Behavior based reliability and the second failure
One of the many services our production equipment will perform for us, if we let it, is self-scheduling maintenance. If we fail to pay adequate attention to operating conditions of our equipment the equipment will notify us of the need for repairs. These repairs and production losses will cost something like five times what planned maintenance would have, and the notification will come with zero advance warning, but otherwise the service is free of charge.
Sometimes run-to-failure is a good policy, but not for most equipment. If the failing asset is at all important, as much planning goes into backup capacity and procedures as would be required to provide PM or PdM support for failure prevention.
The behavioral issue here is that for any piece of equipment to run to failure, one or more humans have to allow it. Equipment failures are normally signals that two failures have occurred: The equipment failure is, of course, one. The other, which normally occurs first, is the failure of the organization to predict and prevent the equipment failure.
There generally aren’t very many types of behavioral failure, and the types that do exist are pretty understandable. In some cases top management may have elected to “save” money on reliability support. Sometimes the preventive or predictive maintenance tools that are needed haven't yet been developed and put into place. It may be that operators have observed the developing failure and failed to respond, due either to lack of ownership or lack of training. It is often true that a work order to prevent the equipment failure is in the system, waiting to achieve the priority it needs to be carried out. In this case resources or priorities are mismatched to the needs of the plant.
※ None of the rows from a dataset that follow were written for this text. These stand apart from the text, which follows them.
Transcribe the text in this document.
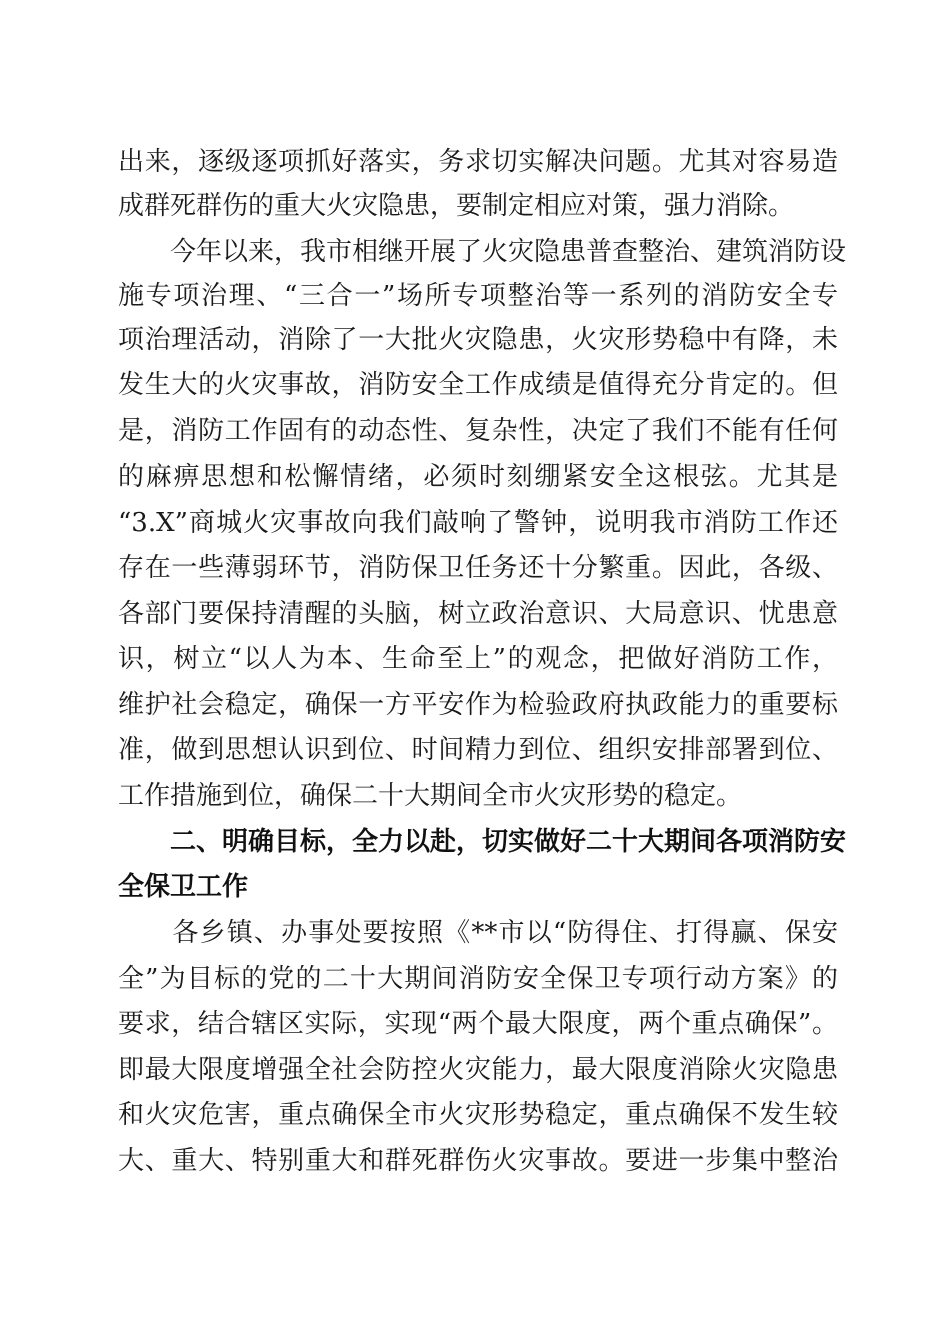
出来，逐级逐项抓好落实，务求切实解决问题。尤其对容易造
成群死群伤的重大火灾隐患，要制定相应对策，强力消除。
　　今年以来，我市相继开展了火灾隐患普查整治、建筑消防设
施专项治理、“三合一”场所专项整治等一系列的消防安全专
项治理活动，消除了一大批火灾隐患，火灾形势稳中有降，未
发生大的火灾事故，消防安全工作成绩是值得充分肯定的。但
是，消防工作固有的动态性、复杂性，决定了我们不能有任何
的麻痹思想和松懈情绪，必须时刻绷紧安全这根弦。尤其是
“3.X”商城火灾事故向我们敲响了警钟，说明我市消防工作还
存在一些薄弱环节，消防保卫任务还十分繁重。因此，各级、
各部门要保持清醒的头脑，树立政治意识、大局意识、忧患意
识，树立“以人为本、生命至上”的观念，把做好消防工作，
维护社会稳定，确保一方平安作为检验政府执政能力的重要标
准，做到思想认识到位、时间精力到位、组织安排部署到位、
工作措施到位，确保二十大期间全市火灾形势的稳定。
　　二、明确目标，全力以赴，切实做好二十大期间各项消防安
全保卫工作
　　各乡镇、办事处要按照《**市以“防得住、打得赢、保安
全”为目标的党的二十大期间消防安全保卫专项行动方案》的
要求，结合辖区实际，实现“两个最大限度，两个重点确保”。
即最大限度增强全社会防控火灾能力，最大限度消除火灾隐患
和火灾危害，重点确保全市火灾形势稳定，重点确保不发生较
大、重大、特别重大和群死群伤火灾事故。要进一步集中整治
Behavioral issues and omissions are not difficult to identify. An RCA approach based on “the five whys” will usually be enough to help a team determine what kind of organizational behavior led to the failure. Once that determination is made, it isn't hard to figure out what kind of equipment monitoring, operator training, maintenance scheduling, or other correction will be required to prevent a recurrence of the failure. As long as management does not allow the RCA to degenerate into a "blame game," good, actionable information will come from the reviews.
If every emergency work order is subject to an "equipment failure" RCA to identify technical causes and an "organization failure" RCA to spot behavioral causes, prevention will become feasible. The terms "equipment failure" and "organization failure" are keys to the process, because the acknowledgement and correction of the behavioral issues is essential.
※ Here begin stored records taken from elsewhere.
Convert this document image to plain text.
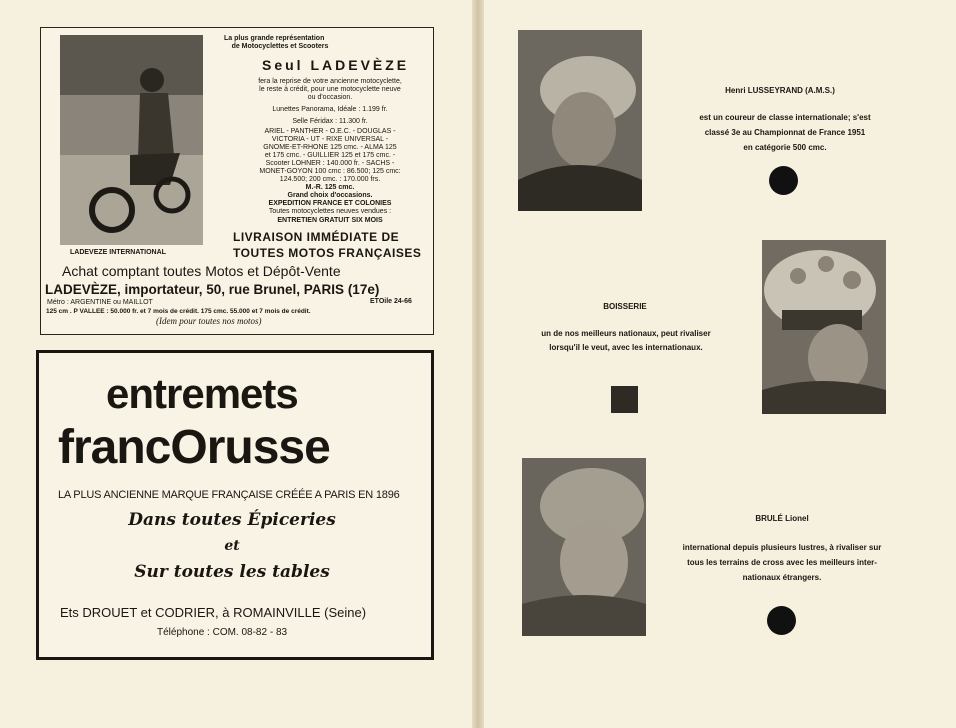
LADEVEZE INTERNATIONAL
La plus grande représentation
de Motocyclettes et Scooters
Seul LADEVÈZE
fera la reprise de votre ancienne motocyclette,
le reste à crédit, pour une motocyclette neuve
ou d'occasion.
Lunettes Panorama, Idéale : 1.199 fr.
Selle Féridax : 11.300 fr.
ARIEL - PANTHER - O.E.C. - DOUGLAS -
VICTORIA - UT - RIXE UNIVERSAL -
GNOME-ET-RHONE 125 cmc. - ALMA 125
et 175 cmc. - GUILLIER 125 et 175 cmc. -
Scooter LOHNER : 140.000 fr. - SACHS -
MONET-GOYON 100 cmc : 86.500; 125 cmc:
124.500; 200 cmc. : 170.000 frs.
M.-R. 125 cmc.
Grand choix d'occasions.
EXPEDITION FRANCE ET COLONIES
Toutes motocyclettes neuves vendues :
ENTRETIEN GRATUIT SIX MOIS
LIVRAISON IMMÉDIATE DE
TOUTES MOTOS FRANÇAISES
Achat comptant toutes Motos et Dépôt-Vente
LADEVÈZE, importateur, 50, rue Brunel, PARIS (17e)
Métro : ARGENTINE ou MAILLOT	ETOile 24-66
125 cm . P VALLEE : 50.000 fr. et 7 mois de crédit. 175 cmc. 55.000 et 7 mois de crédit.
(Idem pour toutes nos motos)
entremets
francOrusse
LA PLUS ANCIENNE MARQUE FRANÇAISE CRÉÉE A PARIS EN 1896
Dans toutes Épiceries
et
Sur toutes les tables
Ets DROUET et CODRIER, à ROMAINVILLE (Seine)
Téléphone : COM. 08-82 - 83
Henri LUSSEYRAND (A.M.S.)
est un coureur de classe internationale; s'est
classé 3e au Championnat de France 1951
en catégorie 500 cmc.
BOISSERIE
un de nos meilleurs nationaux, peut rivaliser
lorsqu'il le veut, avec les internationaux.
BRULÉ Lionel
international depuis plusieurs lustres, à rivaliser sur
tous les terrains de cross avec les meilleurs inter-
nationaux étrangers.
All this assumes that the amount of emergency work in the plant is tracked and reported to the organization. If it isn't, then management should start with an RCA to find out "Why don’t we understand the causes of surprise failures that cost several times what they should to fix?" Note that the blame game must be avoided here as well. The first question shouldn’t begin "Who doesn’t care enough to find out . . .?" That might be a good question to ask yourself, though.
Please remember – self-scheduling maintenance is a luxury none of us can afford. The "Amen!" you just heard came from your customers.